Even though it’s a bit old, I still recommend reading the open access editorial in full, if you have the time.

One last thing abut the paper, the acknowledgements,

Sponsored by Canada’s Stem Cell Network, the Centre of Genomics and Policy of McGill University convened a ‘think tank’ on the future of human gene editing in Canada with legal and ethics experts as well as representatives and observers from government in Ottawa (August 31, 2016). The experts were Patrick Bedford, Janetta Bijl, Timothy Caulfield, Judy Illes, Rosario Isasi, Jonathan Kimmelman, Erika Kleiderman, Bartha Maria Knoppers, Eric Meslin, Cate Murray, Ubaka Ogbogu, Vardit Ravitsky, Michael Rudnicki, Stephen Strauss, Philip Welford, and Susan Zimmerman. The observers were Geneviève Dubois-Flynn, Danika Goosney, Peter Monette, Kyle Norrie, and Anthony Ridgway.

Competing interests

The authors declare no competing interests.

Both McGill and the Stem Cell Network pop up again. A November 8, 2017 article about the need for new Canadian gene-editing policies by Tom Blackwell for the National Post features some familiar names (Did someone have a budget for public relations and promotion?),

It’s one of the most exciting, and controversial, areas of health science today: new technology that can alter the genetic content of cells, potentially preventing inherited disease — or creating genetically enhanced humans.

But Canada is among the few countries in the world where working with the CRISPR gene-editing system on cells whose DNA can be passed down to future generations is a criminal offence, with penalties of up to 10 years in jail.

This week, one major science group announced it wants that changed, calling on the federal government to lift the prohibition and allow researchers to alter the genome of inheritable “germ” cells and embryos.
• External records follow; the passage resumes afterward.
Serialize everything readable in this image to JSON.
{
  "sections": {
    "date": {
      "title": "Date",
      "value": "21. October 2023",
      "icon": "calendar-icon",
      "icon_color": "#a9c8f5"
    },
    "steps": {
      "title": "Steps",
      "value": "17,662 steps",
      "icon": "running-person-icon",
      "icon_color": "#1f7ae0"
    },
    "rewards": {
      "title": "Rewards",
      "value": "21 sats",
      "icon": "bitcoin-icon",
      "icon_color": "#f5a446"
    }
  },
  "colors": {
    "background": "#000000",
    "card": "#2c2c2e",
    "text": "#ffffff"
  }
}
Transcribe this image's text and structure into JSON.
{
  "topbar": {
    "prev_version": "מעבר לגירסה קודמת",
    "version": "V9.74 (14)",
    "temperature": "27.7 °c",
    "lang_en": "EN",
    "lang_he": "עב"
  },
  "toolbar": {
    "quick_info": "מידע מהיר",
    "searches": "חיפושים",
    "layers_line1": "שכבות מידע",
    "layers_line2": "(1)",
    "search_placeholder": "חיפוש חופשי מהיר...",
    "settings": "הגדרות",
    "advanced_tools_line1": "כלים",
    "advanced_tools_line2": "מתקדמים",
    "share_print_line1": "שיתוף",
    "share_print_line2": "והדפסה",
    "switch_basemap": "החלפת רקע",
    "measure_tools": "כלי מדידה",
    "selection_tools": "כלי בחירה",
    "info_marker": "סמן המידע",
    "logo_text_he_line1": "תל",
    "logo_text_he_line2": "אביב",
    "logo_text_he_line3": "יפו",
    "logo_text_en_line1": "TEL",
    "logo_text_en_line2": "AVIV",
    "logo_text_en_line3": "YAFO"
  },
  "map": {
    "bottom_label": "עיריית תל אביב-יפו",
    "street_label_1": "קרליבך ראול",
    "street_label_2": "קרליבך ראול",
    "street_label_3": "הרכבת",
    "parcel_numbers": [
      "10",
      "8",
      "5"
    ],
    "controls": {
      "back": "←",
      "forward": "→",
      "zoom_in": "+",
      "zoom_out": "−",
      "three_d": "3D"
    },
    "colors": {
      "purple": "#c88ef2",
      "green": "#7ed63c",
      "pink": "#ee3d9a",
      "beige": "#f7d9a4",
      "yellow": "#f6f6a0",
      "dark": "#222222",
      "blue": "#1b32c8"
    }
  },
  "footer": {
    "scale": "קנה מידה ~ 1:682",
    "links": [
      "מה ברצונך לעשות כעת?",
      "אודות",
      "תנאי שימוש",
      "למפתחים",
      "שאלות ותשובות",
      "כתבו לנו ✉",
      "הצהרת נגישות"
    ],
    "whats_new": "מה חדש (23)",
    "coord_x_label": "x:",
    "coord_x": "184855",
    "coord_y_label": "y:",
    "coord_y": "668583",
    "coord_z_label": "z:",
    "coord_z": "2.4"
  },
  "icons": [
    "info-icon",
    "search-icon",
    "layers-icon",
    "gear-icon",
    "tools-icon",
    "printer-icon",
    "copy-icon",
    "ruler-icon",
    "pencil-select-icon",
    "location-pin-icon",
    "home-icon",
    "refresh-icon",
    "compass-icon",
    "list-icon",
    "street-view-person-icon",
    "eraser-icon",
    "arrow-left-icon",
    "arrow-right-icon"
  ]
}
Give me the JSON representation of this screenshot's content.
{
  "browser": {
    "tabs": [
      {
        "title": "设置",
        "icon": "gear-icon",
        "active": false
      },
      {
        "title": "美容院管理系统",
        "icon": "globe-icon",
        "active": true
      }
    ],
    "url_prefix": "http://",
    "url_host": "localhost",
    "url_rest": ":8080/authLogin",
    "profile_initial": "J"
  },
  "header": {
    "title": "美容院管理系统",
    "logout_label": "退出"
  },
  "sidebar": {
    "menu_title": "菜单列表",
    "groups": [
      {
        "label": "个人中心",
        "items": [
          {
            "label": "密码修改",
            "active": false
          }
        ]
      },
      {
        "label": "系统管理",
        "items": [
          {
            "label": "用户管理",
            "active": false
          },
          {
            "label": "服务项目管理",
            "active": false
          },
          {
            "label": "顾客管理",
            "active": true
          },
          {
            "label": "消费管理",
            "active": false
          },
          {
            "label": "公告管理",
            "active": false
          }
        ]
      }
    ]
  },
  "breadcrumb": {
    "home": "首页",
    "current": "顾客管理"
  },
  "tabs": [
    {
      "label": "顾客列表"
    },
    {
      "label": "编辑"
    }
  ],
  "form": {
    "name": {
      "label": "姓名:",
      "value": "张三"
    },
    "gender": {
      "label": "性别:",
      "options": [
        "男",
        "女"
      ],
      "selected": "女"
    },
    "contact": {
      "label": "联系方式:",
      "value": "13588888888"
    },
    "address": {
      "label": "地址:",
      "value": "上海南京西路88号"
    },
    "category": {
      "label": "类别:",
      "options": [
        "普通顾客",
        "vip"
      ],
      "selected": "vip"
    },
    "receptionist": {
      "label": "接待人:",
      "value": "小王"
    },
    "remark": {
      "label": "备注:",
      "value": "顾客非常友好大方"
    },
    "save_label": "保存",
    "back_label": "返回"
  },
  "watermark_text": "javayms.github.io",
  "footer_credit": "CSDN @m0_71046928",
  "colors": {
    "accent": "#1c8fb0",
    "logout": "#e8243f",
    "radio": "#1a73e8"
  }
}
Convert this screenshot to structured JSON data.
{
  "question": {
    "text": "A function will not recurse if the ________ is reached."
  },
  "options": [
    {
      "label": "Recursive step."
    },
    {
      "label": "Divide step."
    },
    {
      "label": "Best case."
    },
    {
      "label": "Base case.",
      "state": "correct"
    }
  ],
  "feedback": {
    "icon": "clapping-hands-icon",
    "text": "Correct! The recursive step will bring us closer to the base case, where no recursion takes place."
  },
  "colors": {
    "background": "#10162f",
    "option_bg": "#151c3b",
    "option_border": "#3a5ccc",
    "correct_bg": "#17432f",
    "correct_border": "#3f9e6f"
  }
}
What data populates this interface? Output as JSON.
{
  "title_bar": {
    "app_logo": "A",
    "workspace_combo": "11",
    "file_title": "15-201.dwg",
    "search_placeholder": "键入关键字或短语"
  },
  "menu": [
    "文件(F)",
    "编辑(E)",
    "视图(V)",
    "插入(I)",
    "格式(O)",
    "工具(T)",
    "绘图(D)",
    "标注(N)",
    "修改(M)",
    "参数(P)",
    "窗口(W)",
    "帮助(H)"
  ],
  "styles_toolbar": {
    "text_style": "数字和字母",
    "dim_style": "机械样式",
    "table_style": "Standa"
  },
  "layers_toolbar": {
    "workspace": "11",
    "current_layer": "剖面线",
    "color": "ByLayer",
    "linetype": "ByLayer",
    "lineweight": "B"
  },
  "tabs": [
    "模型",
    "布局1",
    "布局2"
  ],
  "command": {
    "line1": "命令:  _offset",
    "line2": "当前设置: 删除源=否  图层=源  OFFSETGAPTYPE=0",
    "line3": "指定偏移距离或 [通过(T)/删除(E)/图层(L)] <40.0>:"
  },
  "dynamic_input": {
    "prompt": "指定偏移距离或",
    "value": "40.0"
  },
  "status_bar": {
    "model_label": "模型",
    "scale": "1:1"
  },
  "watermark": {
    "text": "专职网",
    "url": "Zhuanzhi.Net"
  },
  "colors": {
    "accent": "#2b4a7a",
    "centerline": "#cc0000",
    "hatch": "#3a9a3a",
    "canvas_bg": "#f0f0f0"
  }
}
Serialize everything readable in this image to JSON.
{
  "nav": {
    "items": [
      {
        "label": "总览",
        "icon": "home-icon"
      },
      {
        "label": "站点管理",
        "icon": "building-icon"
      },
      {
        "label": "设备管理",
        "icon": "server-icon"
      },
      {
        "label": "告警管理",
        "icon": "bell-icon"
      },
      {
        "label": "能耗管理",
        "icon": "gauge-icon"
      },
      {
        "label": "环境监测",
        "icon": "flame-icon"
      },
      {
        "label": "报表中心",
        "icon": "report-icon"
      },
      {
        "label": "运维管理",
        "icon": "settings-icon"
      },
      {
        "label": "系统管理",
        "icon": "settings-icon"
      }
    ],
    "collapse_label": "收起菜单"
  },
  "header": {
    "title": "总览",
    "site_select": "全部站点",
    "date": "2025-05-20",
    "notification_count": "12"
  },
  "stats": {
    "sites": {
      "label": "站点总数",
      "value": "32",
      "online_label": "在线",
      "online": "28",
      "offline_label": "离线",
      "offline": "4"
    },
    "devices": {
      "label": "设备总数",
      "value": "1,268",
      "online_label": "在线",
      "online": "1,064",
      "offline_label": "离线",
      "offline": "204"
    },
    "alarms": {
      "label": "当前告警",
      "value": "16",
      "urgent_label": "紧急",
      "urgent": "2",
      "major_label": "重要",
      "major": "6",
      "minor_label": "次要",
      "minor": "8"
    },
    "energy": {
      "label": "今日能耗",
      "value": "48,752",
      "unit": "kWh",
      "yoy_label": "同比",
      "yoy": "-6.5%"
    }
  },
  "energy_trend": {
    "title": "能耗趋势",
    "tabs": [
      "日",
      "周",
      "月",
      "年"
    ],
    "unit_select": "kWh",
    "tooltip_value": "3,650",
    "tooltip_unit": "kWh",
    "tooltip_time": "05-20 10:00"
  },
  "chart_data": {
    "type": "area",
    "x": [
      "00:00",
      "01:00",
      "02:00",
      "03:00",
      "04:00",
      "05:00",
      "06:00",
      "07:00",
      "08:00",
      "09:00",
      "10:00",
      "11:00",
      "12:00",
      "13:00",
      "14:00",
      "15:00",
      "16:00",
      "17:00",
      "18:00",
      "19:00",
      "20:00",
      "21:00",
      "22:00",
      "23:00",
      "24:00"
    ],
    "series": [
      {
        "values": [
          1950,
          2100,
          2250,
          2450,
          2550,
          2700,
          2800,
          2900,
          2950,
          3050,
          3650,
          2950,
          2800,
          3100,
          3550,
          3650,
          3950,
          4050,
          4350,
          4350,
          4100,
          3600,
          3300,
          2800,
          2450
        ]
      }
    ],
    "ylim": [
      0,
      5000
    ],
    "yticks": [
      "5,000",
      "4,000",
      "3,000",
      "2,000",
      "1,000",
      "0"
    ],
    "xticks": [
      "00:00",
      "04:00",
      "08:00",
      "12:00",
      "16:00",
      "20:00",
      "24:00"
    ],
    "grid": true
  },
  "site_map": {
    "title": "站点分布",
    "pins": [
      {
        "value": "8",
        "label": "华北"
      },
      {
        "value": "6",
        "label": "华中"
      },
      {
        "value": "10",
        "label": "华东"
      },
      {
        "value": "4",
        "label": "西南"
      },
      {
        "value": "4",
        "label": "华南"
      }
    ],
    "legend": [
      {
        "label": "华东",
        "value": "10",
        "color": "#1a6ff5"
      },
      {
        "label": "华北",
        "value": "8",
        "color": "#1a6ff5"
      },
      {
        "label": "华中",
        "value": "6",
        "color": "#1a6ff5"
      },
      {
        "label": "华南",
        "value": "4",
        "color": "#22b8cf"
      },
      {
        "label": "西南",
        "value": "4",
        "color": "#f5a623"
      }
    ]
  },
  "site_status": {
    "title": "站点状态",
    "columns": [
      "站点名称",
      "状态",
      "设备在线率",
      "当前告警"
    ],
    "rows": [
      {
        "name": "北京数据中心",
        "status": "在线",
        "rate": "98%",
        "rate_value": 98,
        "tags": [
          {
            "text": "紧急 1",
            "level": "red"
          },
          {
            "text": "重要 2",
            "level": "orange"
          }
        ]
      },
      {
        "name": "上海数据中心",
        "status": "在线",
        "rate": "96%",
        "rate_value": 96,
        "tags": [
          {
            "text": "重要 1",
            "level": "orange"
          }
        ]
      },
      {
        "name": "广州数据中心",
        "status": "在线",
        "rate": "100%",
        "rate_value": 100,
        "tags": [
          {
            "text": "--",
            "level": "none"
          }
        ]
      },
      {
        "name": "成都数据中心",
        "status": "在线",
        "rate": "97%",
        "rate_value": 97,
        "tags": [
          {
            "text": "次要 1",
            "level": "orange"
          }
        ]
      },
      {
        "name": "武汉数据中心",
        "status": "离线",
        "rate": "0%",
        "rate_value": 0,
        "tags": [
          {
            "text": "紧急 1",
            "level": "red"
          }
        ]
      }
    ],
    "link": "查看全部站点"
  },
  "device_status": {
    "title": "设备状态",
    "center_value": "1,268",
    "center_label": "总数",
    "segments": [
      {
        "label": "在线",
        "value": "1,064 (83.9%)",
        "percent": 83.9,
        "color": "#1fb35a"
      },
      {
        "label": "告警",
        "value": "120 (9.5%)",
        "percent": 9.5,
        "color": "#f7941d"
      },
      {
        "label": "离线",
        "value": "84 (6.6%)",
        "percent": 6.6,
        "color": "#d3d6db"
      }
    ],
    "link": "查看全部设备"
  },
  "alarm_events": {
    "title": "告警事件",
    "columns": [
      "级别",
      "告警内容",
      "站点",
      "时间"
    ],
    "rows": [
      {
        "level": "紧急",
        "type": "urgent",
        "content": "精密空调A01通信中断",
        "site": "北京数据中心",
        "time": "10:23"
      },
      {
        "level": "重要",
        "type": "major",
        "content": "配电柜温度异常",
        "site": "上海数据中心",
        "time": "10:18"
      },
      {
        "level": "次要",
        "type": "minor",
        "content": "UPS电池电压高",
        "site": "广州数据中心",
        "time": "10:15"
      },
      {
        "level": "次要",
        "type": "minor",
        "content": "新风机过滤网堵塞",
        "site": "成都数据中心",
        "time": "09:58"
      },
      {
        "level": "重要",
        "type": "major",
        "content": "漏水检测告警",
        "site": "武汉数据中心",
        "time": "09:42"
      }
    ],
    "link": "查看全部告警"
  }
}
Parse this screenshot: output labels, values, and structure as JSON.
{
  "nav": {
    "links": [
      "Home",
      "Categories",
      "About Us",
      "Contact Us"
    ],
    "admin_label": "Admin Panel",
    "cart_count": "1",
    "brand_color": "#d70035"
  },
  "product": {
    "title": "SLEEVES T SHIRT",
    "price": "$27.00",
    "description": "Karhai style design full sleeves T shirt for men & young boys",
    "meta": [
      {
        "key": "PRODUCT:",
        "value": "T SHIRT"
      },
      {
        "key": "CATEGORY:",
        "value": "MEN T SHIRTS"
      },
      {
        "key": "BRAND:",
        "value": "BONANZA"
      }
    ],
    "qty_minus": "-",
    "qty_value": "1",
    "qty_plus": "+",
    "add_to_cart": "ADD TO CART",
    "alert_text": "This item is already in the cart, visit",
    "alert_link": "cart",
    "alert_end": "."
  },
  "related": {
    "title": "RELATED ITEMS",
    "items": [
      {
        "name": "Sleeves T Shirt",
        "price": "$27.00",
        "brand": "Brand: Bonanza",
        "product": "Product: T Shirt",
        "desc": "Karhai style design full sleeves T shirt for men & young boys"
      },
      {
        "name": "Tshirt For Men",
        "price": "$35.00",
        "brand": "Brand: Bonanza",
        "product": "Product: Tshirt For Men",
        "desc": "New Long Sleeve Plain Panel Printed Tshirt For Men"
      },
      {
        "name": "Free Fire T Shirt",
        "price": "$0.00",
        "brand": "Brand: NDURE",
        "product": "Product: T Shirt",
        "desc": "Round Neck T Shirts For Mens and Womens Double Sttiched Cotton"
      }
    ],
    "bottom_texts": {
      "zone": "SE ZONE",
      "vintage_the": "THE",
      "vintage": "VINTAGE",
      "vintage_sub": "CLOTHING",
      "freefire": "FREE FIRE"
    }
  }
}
The potential of the technology is huge and the theoretical risks like eugenics or cloning are overplayed, argued a panel of the Stem Cell Network.

The step would be a “game-changer,” said Bartha Knoppers, a health-policy expert at McGill University, in a presentation to the annual Till & McCulloch Meetings of stem-cell and regenerative-medicine researchers [These meetings were originally known as the Stem Cell Network’s Annual General Meeting {AGM}]. [emphases mine]

“I’m completely against any modification of the human genome,” said the unidentified meeting attendee. “If you open this door, you won’t ever be able to close it again.”

If the ban is kept in place, however, Canadian scientists will fall further behind colleagues in other countries, say the experts behind the statement say; they argue possible abuses can be prevented with good ethical oversight.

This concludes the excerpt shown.